The mood was one of survival and consolidation. Happily though, MLS has grown by leaps and bounds since then. Expansion has occurred at a furious pace, and that’s brought plenty of passion as well as new fans. Now, more Americans than ever before have an MLS team of their very own to support.
|Percentage of Americans in MLS markets|
|Year||US teams||MLS Markets||% of US pop.|
How many Americans have a potential team to cheer on these days? Using the populations from the past three United States censuses, it’s easy to measure that growth. The number of people in each team’s market can be determined using the government’s data for Primary Statistical Census Areas. Those definitions take into account the number of people living in the entire area, not just the main city.
Starting in 1996, the 10 original markets represented 25.7 percent of the total population at the time. It could’ve been higher if Chicago had been one of the first teams, which they were when plans for the league were originally announced in November 1994. At that point, a Long Island team was also in the plans. Eventually, Colorado, Dallas and Kansas City were given the last three spots in the league, and Chicago was dropped until 1998.
Just before contraction, the percentage had risen to 31.4 percent, which was the high point until recently. The biggest change then came from 2008 to 2011, when one new American team was added per year. In 2007, 28.4 percent of Americans had an MLS team in their market. Today, that number has risen to just over 35 percent. That’s a difference of 6.6 percent, and it amounts to more than 28 million additional people.
So if it seems like more folks are paying attention, that might be a big reason why. MLS now has teams in nine of the top 10 markets (Atlanta is the final holdout), though with only 11 of the top 20, there is still room to grow.
MLS is not just an American league, either, as some of the biggest expansion successes have come north of the border. The growth in Canada has been of the best things to happen to the league in recent years, and three new Canadian clubs in six years means that the percentage of citizens there who have a potential team is now comparable to the US.
Toronto, Montreal and Vancouver are the three largest markets in Canada respectively. Together, they represent 34.4 percent of the country, or just about the same percentage the American MLS markets hold. Montreal, as the second-largest market, should be a good addition. With a metro population of more than 3.6 million people, it’s larger than the next three MLS-less areas combined: Ottawa, Calgary and Edmonton.

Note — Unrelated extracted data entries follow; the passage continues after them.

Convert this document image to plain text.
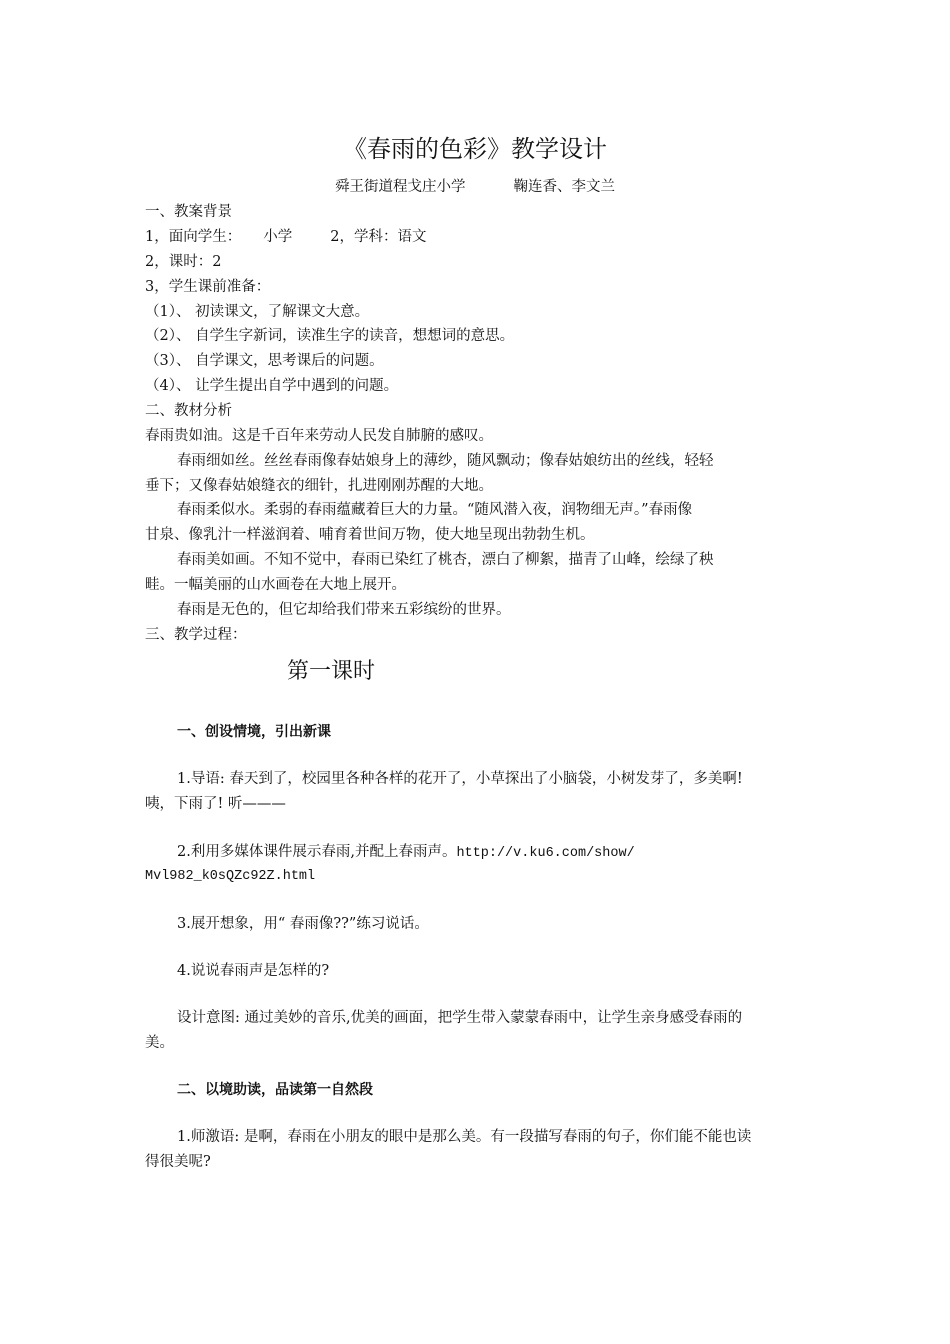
《春雨的色彩》教学设计
舜王街道程戈庄小学	鞠连香、李文兰
一、教案背景
1，面向学生： 小学	2，学科：语文
2，课时：2
3，学生课前准备：
（1）、 初读课文，了解课文大意。
（2）、 自学生字新词，读准生字的读音，想想词的意思。
（3）、 自学课文，思考课后的问题。
（4）、 让学生提出自学中遇到的问题。
二、教材分析
春雨贵如油。这是千百年来劳动人民发自肺腑的感叹。
春雨细如丝。丝丝春雨像春姑娘身上的薄纱，随风飘动；像春姑娘纺出的丝线，轻轻
垂下；又像春姑娘缝衣的细针，扎进刚刚苏醒的大地。
春雨柔似水。柔弱的春雨蕴藏着巨大的力量。“随风潜入夜，润物细无声。”春雨像
甘泉、像乳汁一样滋润着、哺育着世间万物，使大地呈现出勃勃生机。
春雨美如画。不知不觉中，春雨已染红了桃杏，漂白了柳絮，描青了山峰，绘绿了秧
畦。一幅美丽的山水画卷在大地上展开。
春雨是无色的，但它却给我们带来五彩缤纷的世界。
三、教学过程：
第一课时
一、创设情境，引出新课
1.导语: 春天到了，校园里各种各样的花开了，小草探出了小脑袋，小树发芽了，多美啊!
咦，下雨了! 听———
2.利用多媒体课件展示春雨,并配上春雨声。http://v.ku6.com/show/
Mvl982_k0sQZc92Z.html
3.展开想象，用“ 春雨像??”练习说话。
4.说说春雨声是怎样的?
设计意图: 通过美妙的音乐,优美的画面，把学生带入蒙蒙春雨中，让学生亲身感受春雨的
美。
二、以境助读，品读第一自然段
1.师激语: 是啊，春雨在小朋友的眼中是那么美。有一段描写春雨的句子，你们能不能也读
得很美呢?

|Percentage of Total Market Presence|
MLS markets make up a combined total of 34.96 percent of the American and Canadian populations. How does that compare to the other major sports leagues?
The NFL is the only league not in Canada, though the Buffalo Bills have made Toronto something of a second home. As a result, they end up fourth when both countries are combined. However, that placement is due entirely to the lack of a Los Angeles-area team. With a franchise in LA, they’d be in first.
The NBA ends up just slightly ahead of MLB by a margin of only 49,609 people. That comes despite the fact that baseball has teams in each of the top 19 markets, the only league to do so. That’s because several baseball markets have multiple teams, which means that there are more basketball markets overall.
Overall, there are fewer than nine percentage points separating MLS from all four of the other leagues. That’s impressive, as it comes despite each of them having at least 30 teams. While market size is not everything, and it certainly doesn’t equal success, it is important. It’s getting harder and harder to go to a major metropolitan area and not run into an MLS team, and that’s a sign of progress.